2 Approximate hazard ratio to cross bound.
3 Cumulative alpha for final analysis (0.0244) is less than the full alpha (0.025) when the futility bound is non-binding. The smaller value subtracts the probability of crossing a futility bound before crossing an efficacy bound at a later analysis (0.025 - 0.0006 = 0.0244) under the null hypothesis.

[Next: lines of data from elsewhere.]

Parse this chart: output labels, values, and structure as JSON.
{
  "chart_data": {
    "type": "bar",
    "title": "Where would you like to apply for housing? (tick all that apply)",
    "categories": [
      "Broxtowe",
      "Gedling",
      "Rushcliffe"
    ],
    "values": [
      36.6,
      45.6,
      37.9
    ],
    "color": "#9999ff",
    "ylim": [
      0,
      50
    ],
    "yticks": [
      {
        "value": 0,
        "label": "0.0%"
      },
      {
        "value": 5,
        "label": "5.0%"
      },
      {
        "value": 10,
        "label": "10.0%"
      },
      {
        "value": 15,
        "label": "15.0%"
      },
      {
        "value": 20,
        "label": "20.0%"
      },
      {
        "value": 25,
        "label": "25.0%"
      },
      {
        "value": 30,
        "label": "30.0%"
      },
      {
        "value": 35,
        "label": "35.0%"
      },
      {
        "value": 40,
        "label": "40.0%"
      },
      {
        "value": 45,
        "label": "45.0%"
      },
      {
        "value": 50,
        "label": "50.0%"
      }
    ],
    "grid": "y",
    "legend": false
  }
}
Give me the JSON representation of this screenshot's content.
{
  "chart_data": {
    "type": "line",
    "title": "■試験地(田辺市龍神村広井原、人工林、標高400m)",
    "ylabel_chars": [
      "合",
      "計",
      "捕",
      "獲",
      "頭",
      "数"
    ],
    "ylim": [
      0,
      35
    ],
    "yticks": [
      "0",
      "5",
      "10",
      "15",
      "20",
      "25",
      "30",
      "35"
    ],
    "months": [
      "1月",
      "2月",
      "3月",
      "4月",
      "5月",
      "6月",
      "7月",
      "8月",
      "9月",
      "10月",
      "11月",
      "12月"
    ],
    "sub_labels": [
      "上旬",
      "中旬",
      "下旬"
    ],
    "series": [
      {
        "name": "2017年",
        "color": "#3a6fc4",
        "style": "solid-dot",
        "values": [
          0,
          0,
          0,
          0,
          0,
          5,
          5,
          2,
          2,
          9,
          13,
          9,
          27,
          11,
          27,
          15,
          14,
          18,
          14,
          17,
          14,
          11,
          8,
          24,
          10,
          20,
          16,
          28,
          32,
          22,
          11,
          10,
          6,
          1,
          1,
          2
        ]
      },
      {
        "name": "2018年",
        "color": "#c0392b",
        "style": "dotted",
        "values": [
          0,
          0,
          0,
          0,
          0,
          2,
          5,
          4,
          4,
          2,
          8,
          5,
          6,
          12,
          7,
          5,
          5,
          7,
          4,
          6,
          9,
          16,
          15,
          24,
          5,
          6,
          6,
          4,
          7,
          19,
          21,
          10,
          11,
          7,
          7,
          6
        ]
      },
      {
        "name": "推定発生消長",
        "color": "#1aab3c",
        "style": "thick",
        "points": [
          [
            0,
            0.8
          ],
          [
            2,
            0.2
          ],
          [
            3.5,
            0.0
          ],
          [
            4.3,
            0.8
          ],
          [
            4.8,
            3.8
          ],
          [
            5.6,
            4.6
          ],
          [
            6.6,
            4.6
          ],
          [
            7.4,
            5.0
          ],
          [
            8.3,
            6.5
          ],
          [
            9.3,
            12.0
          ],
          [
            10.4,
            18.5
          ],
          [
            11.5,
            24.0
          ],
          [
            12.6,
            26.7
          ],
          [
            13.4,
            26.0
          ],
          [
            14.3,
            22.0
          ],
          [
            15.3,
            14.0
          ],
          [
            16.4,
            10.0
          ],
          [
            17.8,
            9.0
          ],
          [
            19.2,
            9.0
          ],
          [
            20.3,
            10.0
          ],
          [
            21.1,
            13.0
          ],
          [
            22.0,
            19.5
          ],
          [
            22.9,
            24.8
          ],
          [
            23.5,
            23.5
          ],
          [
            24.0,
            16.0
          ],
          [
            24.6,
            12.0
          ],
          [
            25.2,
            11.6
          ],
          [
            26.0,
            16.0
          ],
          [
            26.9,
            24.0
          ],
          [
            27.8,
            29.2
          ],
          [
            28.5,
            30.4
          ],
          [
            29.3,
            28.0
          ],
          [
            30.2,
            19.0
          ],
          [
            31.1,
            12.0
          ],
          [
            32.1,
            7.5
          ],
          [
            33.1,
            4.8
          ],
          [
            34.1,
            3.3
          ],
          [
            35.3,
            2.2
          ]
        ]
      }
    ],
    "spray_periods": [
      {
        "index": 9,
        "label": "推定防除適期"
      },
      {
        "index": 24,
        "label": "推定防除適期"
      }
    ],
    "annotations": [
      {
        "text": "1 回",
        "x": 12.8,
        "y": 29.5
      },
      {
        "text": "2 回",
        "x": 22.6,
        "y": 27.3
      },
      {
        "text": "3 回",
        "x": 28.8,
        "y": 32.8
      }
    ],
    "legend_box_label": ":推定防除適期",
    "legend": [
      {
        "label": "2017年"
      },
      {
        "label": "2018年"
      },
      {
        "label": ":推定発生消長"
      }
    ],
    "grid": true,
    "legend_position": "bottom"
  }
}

Updating bounds with observed events at time of analyses

We assume the observed events as for the 1-sided example above.

The updated design is

# Update spending fraction as above
ustime <- c(sum(observed_data_ia$event) / max(x$analysis$event), 1)

gs_update_ahr(
  x = x,
  ustime = ustime,
  # Spending fraction for futility bound same as for efficacy
  lstime = ustime, 
  observed_data = list(observed_data_ia, observed_data_fa)
  ) |>
  summary(col_decimals = c(z = 4)) |>
  as_gt(title = "Updated design",
        subtitle = paste0("With observed ", sum(observed_data_ia$event),
                          " events at IA and ", sum(observed_data_fa$event),
                          " events at FA"))
Updated design
With observed 241 events at IA and 353 events at FA
Bound Z Nominal p1 ~HR at bound2 Cumulative boundary crossing probability
Alternate hypothesis Null hypothesis
Analysis: 1 Time: 19.9 N: 446 Event: 241 AHR: 0.73 Information fraction: 0.66
Futility 0.7073 0.2397 0.9129 0.0435 0.7603
Efficacy 2.8518 0.0022 0.6925 0.3324 0.0022
Analysis: 2 Time: 36 N: 446 Event: 353 AHR: 0.69 Information fraction: 1
Efficacy 2.2614 0.0119 0.7861 0.8866 3 0.0124
1 One-sided p-value for experimental vs control treatment. Value < 0.5 favors experimental, > 0.5 favors control.
2 Approximate hazard ratio to cross bound.
3 Cumulative alpha for final analysis (0.0124) is less than the full alpha (0.025) when the futility bound is non-binding. The smaller value subtracts the probability of crossing a futility bound before crossing an efficacy bound at a later analysis (0.025 - 0.0126 = 0.0124) under the null hypothesis.

References

Lan, K. K. Gordon, and David L DeMets. 1983. “Discrete Sequential Boundaries for Clinical Trials.” Biometrika 70 (3): 659–63.